The term partition is legally defined as the process of dividing real or personal property between co-owners; it simply implies that partition results in individual ownership of the interests of each co-owner. More often than not, a partition deed is permitted and executed when there is discord among the co-owners and when they are not able to agree on the use, management, improvisation or disposition of the property. In such situations, the partition is often considered as the most practical solution.
Having said the above, the partition is an intricate subject and one needs to know the inside out of the involved legalities before taking the plunge into it. Given below is a brief insight on how to partition a property between co-owners.
Determine if you have the right to partition
So, you are one of the co-owners of a property that is in dispute and you want your share, but do you have the right to partition? In order to know, you must gather all the documents and records of the property such as title deed, tax records, and maintenance records, and check with the lawyer if you can initiate a partition.
Different types of partition
There are two types of partition in India – voluntary and compulsory.
Involuntary partition, the co-tenants consider the individual property needs of each other and accordingly divide the property among themselves. In this type of partition, all co-owners get the ownership of a part of the property and then ceases to have interest in other parts of the partitioned property. The co-tenants can even agree and sell the property to share the proceeds of the sale. A voluntary partition is legal and effective unless one of the co-tenants challenge the contract and make allegations of fraud.

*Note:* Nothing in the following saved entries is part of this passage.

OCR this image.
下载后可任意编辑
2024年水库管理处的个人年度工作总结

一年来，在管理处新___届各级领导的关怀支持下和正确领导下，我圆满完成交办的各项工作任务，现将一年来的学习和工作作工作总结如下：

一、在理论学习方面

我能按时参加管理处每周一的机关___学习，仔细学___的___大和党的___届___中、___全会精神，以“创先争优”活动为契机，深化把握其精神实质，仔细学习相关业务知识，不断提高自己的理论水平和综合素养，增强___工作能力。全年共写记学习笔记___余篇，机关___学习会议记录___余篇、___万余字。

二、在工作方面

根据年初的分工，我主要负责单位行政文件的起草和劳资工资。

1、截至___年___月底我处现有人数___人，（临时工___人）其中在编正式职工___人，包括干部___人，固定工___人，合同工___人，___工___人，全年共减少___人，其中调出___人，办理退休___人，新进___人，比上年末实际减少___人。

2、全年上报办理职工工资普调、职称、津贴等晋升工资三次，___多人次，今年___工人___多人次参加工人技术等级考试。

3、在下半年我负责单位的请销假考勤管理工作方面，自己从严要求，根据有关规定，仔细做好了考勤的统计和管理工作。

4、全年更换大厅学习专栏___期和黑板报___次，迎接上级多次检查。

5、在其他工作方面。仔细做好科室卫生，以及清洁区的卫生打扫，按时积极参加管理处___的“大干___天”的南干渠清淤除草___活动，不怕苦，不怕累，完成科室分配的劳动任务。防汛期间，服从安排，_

Conversely, in the compulsory partition, also known as the judicial partition, co-tenants disagree on their individual rightful shares or on the value of the property. In such cases, an appraiser or an arbitrator (typically, a disinterested third person) to partition the property and to allow property shares accordingly to the co-tenants. More often than not, the shares of co-owners are not equal, especially as the allotment of property share depends on their investment which is mentioned in the purchase document.
In the case of partition by mutual consent, the co-tenants must execute a partition deed. Ideally, the deed should be registered in the office of the sub-registrar of the locality in which the property lies. Each co-tenant needs to pay a stamp duty of Rs 1,000 for getting their share of property registered. The registration fee for each share is Rs 500. In the case of a judicial or compulsory partition where one of the co-tenants is disagreeing, a partition suit is to be initiated in a court of law by the co-tenant who is demanding the partition. The partition deed can be then executed depending on the decision of the court. In any case, the partition deed should be drafted in a clear and unambiguous manner.
Needless to mention that irrespective of the type of partition, a partition deed creates new owners of individual shares of property, and the registration of the property gives the deed a legally binding effect.